Rie Reinderhoff: sfeervol, gezellig, gedetailleerd
Als meisje kon je er vroeger bijna niet omheen: welk boek je ook kocht of kreeg, de plaatjes waren getekend door Rie Reinderhoff. ”Goud-Elsje”, ”School-idyllen”, ”Greetje-Margriet”, ”Toosje van Velden”, ”Hanna’s vlucht”. Misschien is het succes van al die titels wel deels aan haar werk te danken.
Sfeervol, gezellig en gedetailleerd, dat zijn de woorden die het meest van toepassing lijken op Reinderhoffs illustraties. Honderden blaadjes aan de bomen, honderden pannen op het dak. Meisjes met lange vlechten, jongens met kuif en in plusfour (kuitbroek). Nooit hoef je als lezer bang te zijn dat de plaatjes niet met het verhaal kloppen, want elk detail komt in de illustraties terug: van het alpinomutsje tot het iets te korte jasje, van het smokwerk op de jurk tot de ouderwetse paraplu. Dat moet de modebewuste lezende meisjes van Reinderhoffs tijd voldoening hebben gegeven, al die aandacht voor kleding en woninginrichting.
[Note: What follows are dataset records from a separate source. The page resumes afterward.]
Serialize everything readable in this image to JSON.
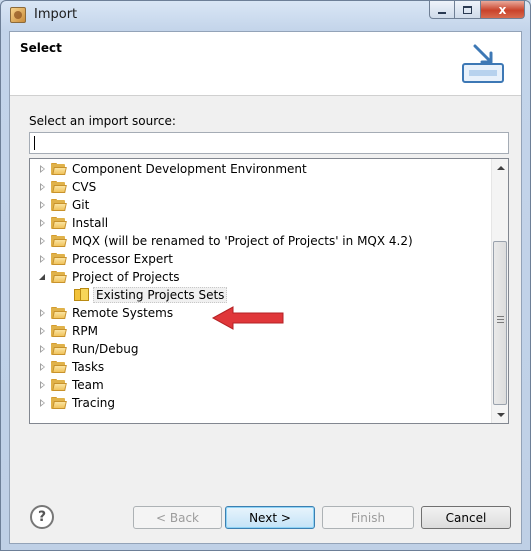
{
  "window": {
    "title": "Import",
    "controls": {
      "minimize": "minimize",
      "maximize": "maximize",
      "close": "x"
    }
  },
  "header": {
    "title": "Select",
    "banner_icon": "import-wizard-icon"
  },
  "source_picker": {
    "label": "Select an import source:",
    "filter_value": ""
  },
  "tree": {
    "items": [
      {
        "label": "Component Development Environment",
        "expanded": false,
        "level": 0,
        "icon": "folder-icon"
      },
      {
        "label": "CVS",
        "expanded": false,
        "level": 0,
        "icon": "folder-icon"
      },
      {
        "label": "Git",
        "expanded": false,
        "level": 0,
        "icon": "folder-icon"
      },
      {
        "label": "Install",
        "expanded": false,
        "level": 0,
        "icon": "folder-icon"
      },
      {
        "label": "MQX (will be renamed to 'Project of Projects' in MQX 4.2)",
        "expanded": false,
        "level": 0,
        "icon": "folder-icon"
      },
      {
        "label": "Processor Expert",
        "expanded": false,
        "level": 0,
        "icon": "folder-icon"
      },
      {
        "label": "Project of Projects",
        "expanded": true,
        "level": 0,
        "icon": "folder-icon"
      },
      {
        "label": "Existing Projects Sets",
        "expanded": false,
        "level": 1,
        "icon": "project-set-icon",
        "selected": true
      },
      {
        "label": "Remote Systems",
        "expanded": false,
        "level": 0,
        "icon": "folder-icon"
      },
      {
        "label": "RPM",
        "expanded": false,
        "level": 0,
        "icon": "folder-icon"
      },
      {
        "label": "Run/Debug",
        "expanded": false,
        "level": 0,
        "icon": "folder-icon"
      },
      {
        "label": "Tasks",
        "expanded": false,
        "level": 0,
        "icon": "folder-icon"
      },
      {
        "label": "Team",
        "expanded": false,
        "level": 0,
        "icon": "folder-icon"
      },
      {
        "label": "Tracing",
        "expanded": false,
        "level": 0,
        "icon": "folder-icon"
      }
    ]
  },
  "buttons": {
    "help": "?",
    "back": "< Back",
    "next": "Next >",
    "finish": "Finish",
    "cancel": "Cancel"
  },
  "colors": {
    "annotation_arrow": "#e0373a",
    "window_frame": "#c3d4ea",
    "close_button": "#c9432b"
  }
}
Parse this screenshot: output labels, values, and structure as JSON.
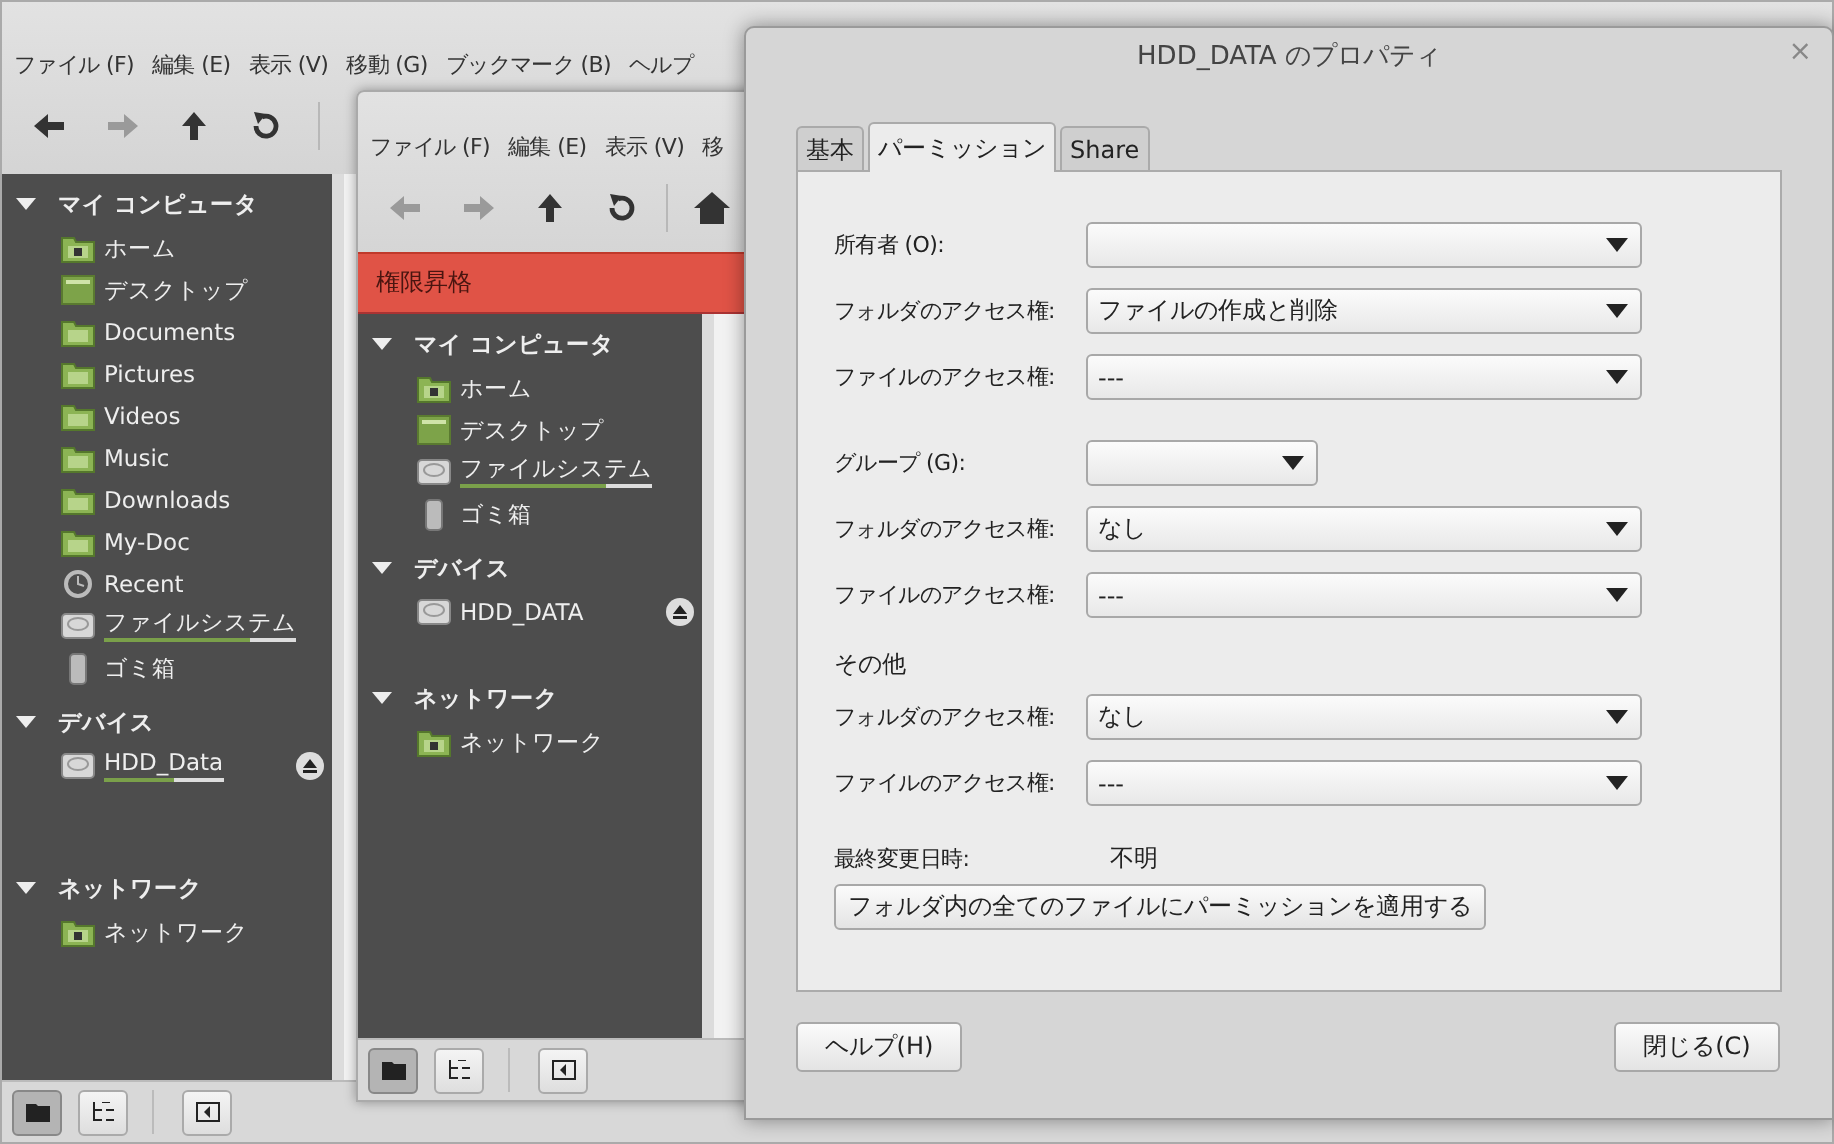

Als illustratrice werkte Rie Reinderhoff (1903-1991) met talrijke populaire schrijfsters –Sanne van Havelte, Nel Verschoor-van der Vlis, Top Naeff, Anna Hers, C. Th. Jongejan-de Groot– en ook met beroemde mannen als Antoon Coolen, C. Joh. Kievit en Chr. van Abkoude. Dat zegt iets over de breedte van haar werk: ze tekende niet alleen voor de zondagsschoolboekjes en meisjesboeken van de christelijke uitgeverij Callenbach, maar ook voor de sprookjesboeken van Kruseman, de kinderboeken van Kluitman en de schoolboeken van Nijgh & Van Ditmar.
Maar de belangrijkste auteur in haar carrière was toch Max de Lange-Praamsma, de schrijfster van de ”Goud-Elsje”-serie en talrijke andere kinder- en meisjesboeken. Met haar ontstond er een levenslange vriendschap en samenwerking. Rie lijkt zelfs model te hebben gestaan voor het personage van Lotty in de serie over Goud-Elsje. Rie was, net als Lotty, een ziekelijk meisje dat niet naar school mocht, dat thuis les kreeg, prachtig kon tekenen en een tijd lang in Italië woonde om aan te sterken.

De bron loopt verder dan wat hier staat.